The only problem I had was with their portfolio app that I was using for case studies. In order to edit any text I was taken to the dashboard and told to enter my replacement text into a box, which was different to how you edited text on other main pages of the website. I think this might make sense to a developer, having discussed it with more people, but it just stood out as being a different way to edit this part of the Wix site.
I could add projects and give them a cover and images in this portfolio interface. The problem however, was that I couldn’t change the size of my cover. For every project I added there was a Cover that you saw on the main Portfolio page. You could then click on that to go to the Project page to read about that portfolio item / case study. However, the Cover photo was then repeated at the bottom of every project page as a full-width banner that stretched across the entire screen and looked absolutely massive. No matter what I tried, I couldn’t shrink it down to a smaller size. Also, my Portfolio came with lots of made-up portfolios which I had to delete.
I was very impressed with their blog app. As a user you can go to the blog page and see a list of blogs. You can click on one to view it fully, and if I published it online properly and finished setting it up, you could write comments under it. The blog app interface was very similar to the portfolio app, but the blogs were in a different format on the page, so there was no cover problem.

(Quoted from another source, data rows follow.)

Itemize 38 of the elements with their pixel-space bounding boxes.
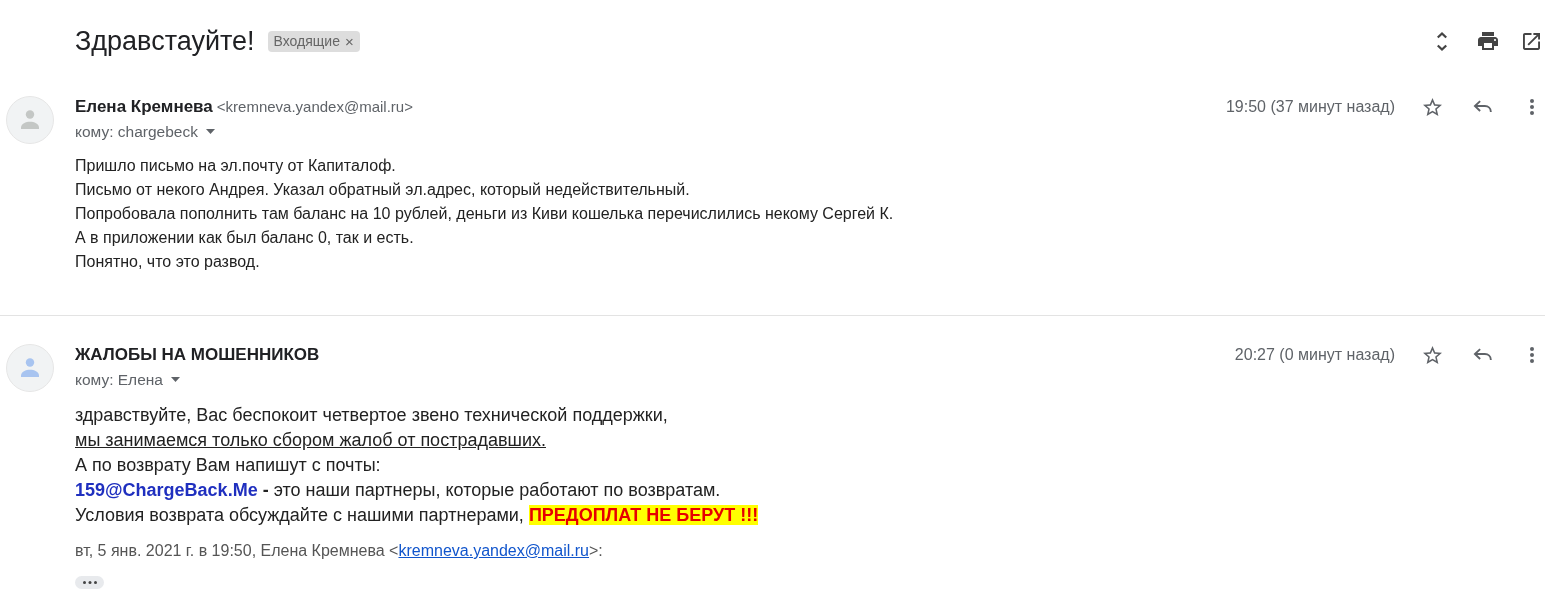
sender-name: Елена Кремнева [75,96,213,117]
remove-label-button[interactable]: × [341,33,357,49]
kebab-menu-icon[interactable] [1530,98,1534,115]
quote-attribution: вт, 5 янв. 2021 г. в 19:50, Елена Кремнева <kremneva.yandex@mail.ru>: [75,541,604,561]
body-text: здравствуйте, Вас беспокоит четвертое звено технической поддержки, [75,404,669,427]
label-chip[interactable]: Входящие × [267,30,360,52]
message-time: 20:27 (0 минут назад) [1234,345,1395,364]
up-down-chevrons-icon[interactable] [1437,31,1447,51]
reply-arrow-icon[interactable] [1472,100,1492,113]
body-text: А в приложении как был баланс 0, так и есть. [75,228,415,248]
email-link[interactable]: kremneva.yandex@mail.ru [398,542,589,559]
recipient-text: кому: Елена [75,370,163,389]
subject-title: Здравстауйте! [75,25,255,58]
show-trimmed-button[interactable] [75,576,104,589]
recipient-text: кому: chargebeck [75,122,198,141]
label-text: Входящие [273,33,340,49]
body-text: 159@ChargeBack.Me - это наши партнеры, которые работают по возвратам. [75,479,722,502]
body-text: мы занимаемся только сбором жалоб от пострадавших. [75,429,547,452]
ellipsis-icon [82,581,97,584]
body-text: Попробовала пополнить там баланс на 10 рублей, деньги из Киви кошелька перечислились некому Сергей К. [75,204,895,224]
printer-icon[interactable] [1478,32,1498,50]
avatar-icon [6,96,54,144]
reply-arrow-icon[interactable] [1472,348,1492,361]
caret-icon[interactable] [205,129,215,134]
sender-name: ЖАЛОБЫ НА МОШЕННИКОВ [75,344,320,365]
body-text: Условия возврата обсуждайте с нашими партнерами, ПРЕДОПЛАТ НЕ БЕРУТ !!! [75,504,760,527]
sender-email: <kremneva.yandex@mail.ru> [216,98,413,115]
body-text: А по возврату Вам напишут с почты: [75,454,382,477]
star-icon[interactable] [1422,97,1442,116]
star-icon[interactable] [1422,345,1442,364]
box-arrow-icon[interactable] [1523,32,1540,50]
caret-icon[interactable] [170,377,180,382]
avatar-icon [6,344,54,392]
body-text: Письмо от некого Андрея. Указал обратный эл.адрес, который недействительный. [75,180,691,200]
message-time: 19:50 (37 минут назад) [1225,97,1395,116]
body-text: Пришло письмо на эл.почту от Капиталоф. [75,156,397,176]
body-text: Понятно, что это развод. [75,252,261,272]
kebab-menu-icon[interactable] [1530,346,1534,363]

The cheapest option to host my website without Wix branding and with my own domain was £9 per month. For free I could host a site, but with a Wix subdomain, a Wix advert on the site and other limitations.
The URL was trick to figure out. Your Wix URL, will, by default, have a prefix and something after a /. For example, siteprefix.wixsite.com/sitename. You can change both of these, but not thewixsite.com. Your site prefix is linked to your account and by default it will be your email address (you will probably want to change that). However, if you go to your Wix dashboard and click settings, then click on your profile picture at the top and select account settings, you can change your site url prefix.
Is a free Wix website good for SEO?
I ran Wix through a tool called Page Speed Insights and got these reports. (bearing in mind this is done with just the base website, no SEO tweaks or anything done to it).


In Wix you can give individual pages names. This will affect what appears in your website’s tab in someone’s browser. Here’s how: go to your website editor and on the left sidebar click Pages and Menu. Then click the three dots next to any of your pages and select SEO basics. From there you can scroll down a little and change the title tag for that page. Don’t forget to republish your site after making changes!
Overall thoughts on using Wix for a free website
Overall I think Wix is actually a very good and easy to use website builder, provided you build your website by yourself or from a template. Most of my problems were probably fixable in some way or another, but they were very unclear. Despite that, Wix is certainly a solid choice to build your website on!